Open to AIPM and product-adjacent roles at early-stage AI startups (pre-seed to Series D, teams under 30) building LLMs, RAG, or eval tooling. LinkedIn · Email
I build evaluation-first AI systems — and I can tell you exactly why each one works, where it breaks, and what the numbers say.
7+ years building 0→1 products. Co-founded Photon (EdTech fintech, 75+ schools, $100K ARR). Now building at the intersection of LLMs, RAG, and AI evaluation.
Start here → Mechanic Trust case study — the clearest example of how I design evaluation-first AI products.
| Project | Problem Solved | What It Demonstrates | Live |
|---|---|---|---|
| Self-Improving Prompt Agent | How do you improve a prompt without guessing? | Built an eval loop that ran 10 rounds — score went 0.10 → 0.80. Key insight: better prompts come from better evals, not more attempts | — |
| finrag-eval | Financial RAG hallucinates confidently — and you can't tell | Found 2/3 hallucinations were honest refusals, 1/3 were confidently wrong. Filed a metric-level bug in DeepEval that the team is now fixing | — |
| GitScope | Evaluating a GitHub repo takes hours of manual reading | Built an MCP-powered agent that gives PMs structured repo analysis in seconds — PM-first output, not raw code | — |
| Mechanic Trust | Auto repair shops exploit trust gaps with opaque pricing | Case study: designed the trust, explainability, and pricing transparency layer for a high-friction AI product | — |
| ReceiptIQ | Accountants manually copy-paste receipt data for hours | GPT-4o Vision pipeline with confidence scoring — forces the AI to be honest about what it's uncertain about | Demo |
| Warmlist | PMs lose track of warm contacts who could open doors | GPT-4o-mini CRM that surfaces who to reach out to and why — using LLMs for PM work, not just AI products | — |
| SugarShield | AI classifiers over-warn or miss hidden sugar — you can't tell which failure mode you're in | Built eval infrastructure into the product: 0 false negatives by design, conservative bias as explicit product decision, 87% trigger match rate. Strict vs. Lenient mode comparison built-in | Demo · Eval |
How I think through AI product decisions — not just what I built, but why, what failed, and what the system gets wrong:
Published
- Mechanic Trust — Trust-critical design in consumer AI: explainability, pricing transparency, failure mode planning
Case Study Pipeline — detailed write-ups in progress, expected June 2026:
- finrag-eval — Evaluation infrastructure for financial RAG: where metrics lie, where hallucinations hide
- Self-Improving Prompt Agent — Recursive eval loops: what happens when the optimizer is only as good as its evaluator
DeepEval Issue #2594 — Filed a root-cause bug report on ContextualPrecisionMetric over-penalizing overlapping chunks in financial RAG. Drove technical consensus on the group_by API fix.
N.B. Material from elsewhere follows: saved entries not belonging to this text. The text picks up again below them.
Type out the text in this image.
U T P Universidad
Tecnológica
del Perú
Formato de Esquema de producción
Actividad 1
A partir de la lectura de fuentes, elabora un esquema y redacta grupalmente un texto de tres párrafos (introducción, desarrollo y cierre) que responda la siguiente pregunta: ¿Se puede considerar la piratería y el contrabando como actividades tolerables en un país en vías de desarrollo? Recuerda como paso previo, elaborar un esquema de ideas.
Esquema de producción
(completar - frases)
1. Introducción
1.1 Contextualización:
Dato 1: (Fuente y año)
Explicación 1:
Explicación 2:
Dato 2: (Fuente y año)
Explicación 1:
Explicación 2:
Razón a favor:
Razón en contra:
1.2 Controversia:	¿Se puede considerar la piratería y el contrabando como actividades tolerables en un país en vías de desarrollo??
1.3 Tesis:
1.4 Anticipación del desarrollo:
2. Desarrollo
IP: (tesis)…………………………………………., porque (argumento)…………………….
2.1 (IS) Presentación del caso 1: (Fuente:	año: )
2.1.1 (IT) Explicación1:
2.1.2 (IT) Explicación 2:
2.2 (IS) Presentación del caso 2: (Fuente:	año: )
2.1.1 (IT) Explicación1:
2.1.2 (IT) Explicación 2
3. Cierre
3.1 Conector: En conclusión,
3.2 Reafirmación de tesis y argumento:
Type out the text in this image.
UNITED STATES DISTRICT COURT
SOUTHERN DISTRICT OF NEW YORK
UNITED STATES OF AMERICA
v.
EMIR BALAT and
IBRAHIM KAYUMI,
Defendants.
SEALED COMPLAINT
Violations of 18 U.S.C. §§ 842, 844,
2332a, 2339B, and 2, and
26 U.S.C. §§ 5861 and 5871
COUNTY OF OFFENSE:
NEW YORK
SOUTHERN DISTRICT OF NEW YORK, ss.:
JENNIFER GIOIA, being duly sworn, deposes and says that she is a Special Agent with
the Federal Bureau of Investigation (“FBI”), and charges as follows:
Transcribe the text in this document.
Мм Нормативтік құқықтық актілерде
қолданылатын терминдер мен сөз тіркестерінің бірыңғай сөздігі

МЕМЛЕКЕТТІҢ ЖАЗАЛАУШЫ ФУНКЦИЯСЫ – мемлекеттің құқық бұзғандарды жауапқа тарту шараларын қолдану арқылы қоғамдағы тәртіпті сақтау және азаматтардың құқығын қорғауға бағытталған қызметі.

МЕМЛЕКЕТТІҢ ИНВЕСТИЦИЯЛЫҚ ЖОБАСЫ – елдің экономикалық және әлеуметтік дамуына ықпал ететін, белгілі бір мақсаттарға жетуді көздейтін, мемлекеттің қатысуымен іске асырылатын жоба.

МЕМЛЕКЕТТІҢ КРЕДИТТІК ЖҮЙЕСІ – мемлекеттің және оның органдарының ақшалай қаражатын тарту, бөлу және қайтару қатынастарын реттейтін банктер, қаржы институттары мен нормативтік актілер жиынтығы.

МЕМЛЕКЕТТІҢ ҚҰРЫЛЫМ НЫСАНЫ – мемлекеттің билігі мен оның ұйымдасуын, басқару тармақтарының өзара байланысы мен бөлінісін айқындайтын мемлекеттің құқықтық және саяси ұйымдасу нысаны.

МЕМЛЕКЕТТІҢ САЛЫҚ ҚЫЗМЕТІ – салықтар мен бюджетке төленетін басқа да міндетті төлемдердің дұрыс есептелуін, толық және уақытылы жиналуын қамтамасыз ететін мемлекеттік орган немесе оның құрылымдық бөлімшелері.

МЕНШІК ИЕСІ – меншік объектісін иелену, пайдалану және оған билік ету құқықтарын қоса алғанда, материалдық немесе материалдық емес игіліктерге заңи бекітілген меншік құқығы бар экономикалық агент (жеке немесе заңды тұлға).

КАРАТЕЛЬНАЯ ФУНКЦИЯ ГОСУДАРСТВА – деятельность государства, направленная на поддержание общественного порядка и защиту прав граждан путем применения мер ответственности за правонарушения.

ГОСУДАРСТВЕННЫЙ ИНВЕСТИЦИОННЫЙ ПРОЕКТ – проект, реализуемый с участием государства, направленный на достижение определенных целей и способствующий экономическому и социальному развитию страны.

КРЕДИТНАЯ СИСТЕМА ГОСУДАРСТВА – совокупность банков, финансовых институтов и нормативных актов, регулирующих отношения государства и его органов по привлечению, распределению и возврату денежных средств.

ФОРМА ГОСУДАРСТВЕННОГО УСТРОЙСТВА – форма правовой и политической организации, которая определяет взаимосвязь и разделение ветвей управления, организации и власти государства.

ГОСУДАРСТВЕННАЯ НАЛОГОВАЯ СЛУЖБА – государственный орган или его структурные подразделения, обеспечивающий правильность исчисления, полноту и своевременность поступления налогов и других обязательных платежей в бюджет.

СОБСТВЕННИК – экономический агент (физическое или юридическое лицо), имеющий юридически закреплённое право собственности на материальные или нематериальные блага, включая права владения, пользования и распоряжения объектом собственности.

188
The Confident AI team is shipping it in the next release. This is what evaluation obsession looks like in practice: I wasn't just using the tool — I found where the metric itself was wrong.
Evaluation: DeepEval, Claude as evaluator, LLM-as-judge patterns, custom eval harnesses, ground-truth scoring RAG: pgvector, Supabase, LangChain, OpenAI embeddings, section-aware chunking Agents: MCP, Claude agents, tool-use patterns, agentic loops, prompt optimization Shipping: Python, TypeScript, Next.js, Vercel, SQL, Docker Models: GPT-4o Vision, Claude Opus, Claude Sonnet, DeepEval for benchmarking
I write about product thinking, AI systems, and what I learn from building:
- Product Learning: How Gifting Became a Growth Engine, Not a Feature — Feature → growth lever
- How I Turn User Complaints Into Feature Ideas (Simple 7-Step Method) — Product thinking framework
- From Venue to Platform: The Bernabéu as a Product — How physical spaces evolve into platforms
- How I Built SugarShield: From a Grocery Aisle Problem to a Working AI Product — Full build case study
- Tap & Pray Is Not a Payment Strategy — Fintech product lessons
- Product Experiment: IntentTabs — Adding Friction to Fight Impulse — Behavioral design in product
- Photon (Co-founder): Built B2B SaaS payments platform for schools — 75+ schools in India, $100K ARR, 8-person team
- Digital Connect: AI product — built and shipped features for university admin workflows
- BS Computer Science · MSc Business Analytics, Trine University
Most AI PMs talk about outputs. I focus on whether the system is trustworthy.
That means evaluating the evaluator (DeepEval Issue #2594), designing products around failure modes before launch (SugarShield: 0 false negatives by design), and measuring improvement through behavior change, not vanity metrics (Self-Improving Prompt Agent: 0.10 → 0.80).
I don't just use AI tools. I find where they break, why they break, and what to ship next because of it.